Vision and Audacity: Vital for Excellence
According to Elaine, a sense of purpose, a vision and an ability to dare are vital attributes of a transformational leader. She adds that leaders should not get distracted and go too broad. “Leaders need to stay focused on results and getting things done. Set goals and deliver on them, and keep pushing forward.”
She also adds “There are two sides to every coin – be sure to understand both. For example, I worked for years developing the platform to illustrate the positive impact that mobile communication can have on society. We called it Tech for Good and billions of people benefited. But I learned it is also important to work actively to prevent “Tech for Bad. That’s where I am focused today.”
In that respect, the world is seeing more and more cases of surveillance, privacy intrusion, amplified discrimination, and bias, in technology driven solutions. That is what led to the creation of the AI Sustainability Center.
“Digitalization means people need to think differently, both in terms of the exponential benefits like revenue growth or cost savings, but it = also means they have a new exponential risk landscape. All future leaders should have the ability to grasp both.”
Seeking New Possibilities to Innovate
The AI Sustainability Center’s products, such as the AI Sustainability Center’s Ethical Risk Profiler and the AI Sustainability Center Framework, focus on solving real challenges that companies face with technology deployment. The center tries to avoid being theoretical and focuses on practical tools built upon many years of multidisciplinary research.
“All industries are digitalizing. Digital solutions have become the fabric of society, but there are still a lot of unknowns. The AI Sustainability Center navigates in a new way to find solutions that mitigate and reduce risks, thereby benefiting people and society,” says Elaine.
The Changing Role of Leadership in the Digital Age
Talking about how AI and ML is impacting today’s leadership, Elaine comments, “We need less managers and more leaders. Work has changed and has become more decentralized so managers need to empower the team. The more digital we become, the more self-reliant we are as leaders, provided we know how to use the tools.” Future leaders need to embrace change, but do that responsibly when it comes to the deployment of technology driven solutions.

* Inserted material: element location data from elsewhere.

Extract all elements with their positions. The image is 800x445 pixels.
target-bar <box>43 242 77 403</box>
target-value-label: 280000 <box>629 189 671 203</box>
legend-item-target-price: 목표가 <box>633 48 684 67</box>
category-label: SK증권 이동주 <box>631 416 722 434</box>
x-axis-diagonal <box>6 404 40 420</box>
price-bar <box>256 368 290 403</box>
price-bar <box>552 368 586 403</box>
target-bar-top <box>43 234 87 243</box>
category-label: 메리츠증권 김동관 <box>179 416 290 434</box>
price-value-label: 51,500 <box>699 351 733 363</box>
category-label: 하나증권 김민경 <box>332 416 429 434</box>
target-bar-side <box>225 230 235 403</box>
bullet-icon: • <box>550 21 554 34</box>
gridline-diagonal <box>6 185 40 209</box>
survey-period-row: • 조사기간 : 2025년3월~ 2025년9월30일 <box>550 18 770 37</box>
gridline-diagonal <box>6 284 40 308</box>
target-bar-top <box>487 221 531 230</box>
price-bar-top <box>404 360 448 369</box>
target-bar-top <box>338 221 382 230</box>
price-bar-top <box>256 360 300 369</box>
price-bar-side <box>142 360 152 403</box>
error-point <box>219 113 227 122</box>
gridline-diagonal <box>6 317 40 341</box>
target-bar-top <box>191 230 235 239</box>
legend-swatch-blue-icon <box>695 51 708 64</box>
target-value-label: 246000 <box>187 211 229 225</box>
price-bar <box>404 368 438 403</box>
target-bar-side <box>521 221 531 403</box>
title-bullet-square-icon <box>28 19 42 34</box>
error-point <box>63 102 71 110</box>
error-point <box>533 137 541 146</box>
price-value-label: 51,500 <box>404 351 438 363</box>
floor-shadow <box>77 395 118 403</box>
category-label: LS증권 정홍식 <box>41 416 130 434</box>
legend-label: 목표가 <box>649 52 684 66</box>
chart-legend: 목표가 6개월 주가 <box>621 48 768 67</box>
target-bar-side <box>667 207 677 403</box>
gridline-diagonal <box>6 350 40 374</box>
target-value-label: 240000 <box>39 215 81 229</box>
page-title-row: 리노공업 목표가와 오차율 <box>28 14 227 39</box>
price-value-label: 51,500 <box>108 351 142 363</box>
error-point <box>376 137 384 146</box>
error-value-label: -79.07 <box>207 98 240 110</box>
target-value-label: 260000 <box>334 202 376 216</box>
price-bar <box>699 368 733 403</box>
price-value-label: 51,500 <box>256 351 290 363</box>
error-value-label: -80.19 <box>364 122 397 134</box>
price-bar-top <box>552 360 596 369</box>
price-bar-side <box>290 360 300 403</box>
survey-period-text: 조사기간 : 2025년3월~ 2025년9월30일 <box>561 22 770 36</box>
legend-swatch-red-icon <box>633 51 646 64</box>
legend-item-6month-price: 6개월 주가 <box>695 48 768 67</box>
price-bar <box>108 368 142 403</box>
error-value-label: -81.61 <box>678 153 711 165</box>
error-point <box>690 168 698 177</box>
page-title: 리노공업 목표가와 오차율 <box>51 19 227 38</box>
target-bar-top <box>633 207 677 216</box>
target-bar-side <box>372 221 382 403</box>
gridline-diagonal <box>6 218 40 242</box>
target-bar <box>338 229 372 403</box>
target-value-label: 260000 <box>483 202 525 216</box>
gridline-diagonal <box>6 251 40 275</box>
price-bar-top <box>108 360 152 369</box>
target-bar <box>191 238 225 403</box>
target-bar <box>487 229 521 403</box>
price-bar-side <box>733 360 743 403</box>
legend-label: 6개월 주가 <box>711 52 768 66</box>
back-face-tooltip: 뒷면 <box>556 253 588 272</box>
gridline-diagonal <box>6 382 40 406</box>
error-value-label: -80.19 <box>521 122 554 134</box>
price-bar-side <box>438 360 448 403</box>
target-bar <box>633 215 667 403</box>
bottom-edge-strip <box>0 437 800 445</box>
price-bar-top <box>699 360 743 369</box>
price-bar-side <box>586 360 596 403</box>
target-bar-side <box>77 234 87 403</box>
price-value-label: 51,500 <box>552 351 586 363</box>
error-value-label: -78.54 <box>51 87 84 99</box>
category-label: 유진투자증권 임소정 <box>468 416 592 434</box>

‘The Next Sustainability Frontier is Digital’
Every organization is digitalizing – either in order to gain efficiencies and reduce costs through automation or to seize new revenue streams and tailored client relations. Whether it is a big tech company, finance, health, or public sector or NGO, everything is going digital, but there are different degrees of digital maturity. According to Elaine, she wants to see a future where leaders work to create a movement where sustainable AI is the norm, not the exception. Just as leaders need to grapple with climate change and other environmental and social challenges, she definitely predicts that “The next sustainability frontier will be digital, whereby risks like privacy intrusion and amplified discrimination will increasingly come under scrutiny. It’s important to be proactive and get ahead of that,” she says.
An Advice to Build Concrete Skills
As a piece of advice for emerging women leaders, Elaine says, “Women should focus on building concrete business or technical skills – you need to compete with men that have been socialized for example to be better at STEM.”. She also adds “Don’t work for an employer where their values don’t align with yours, that will never be a wining formula”
Elaine is active in Women in Tech and she is also on the Board of International Women’s Forum Sweden. She suggests all budding female leaders should be active in female empowerment communities. “Women leaders should seek mentors and role models early on, have fun and contribute to the industry. And they should support each other!”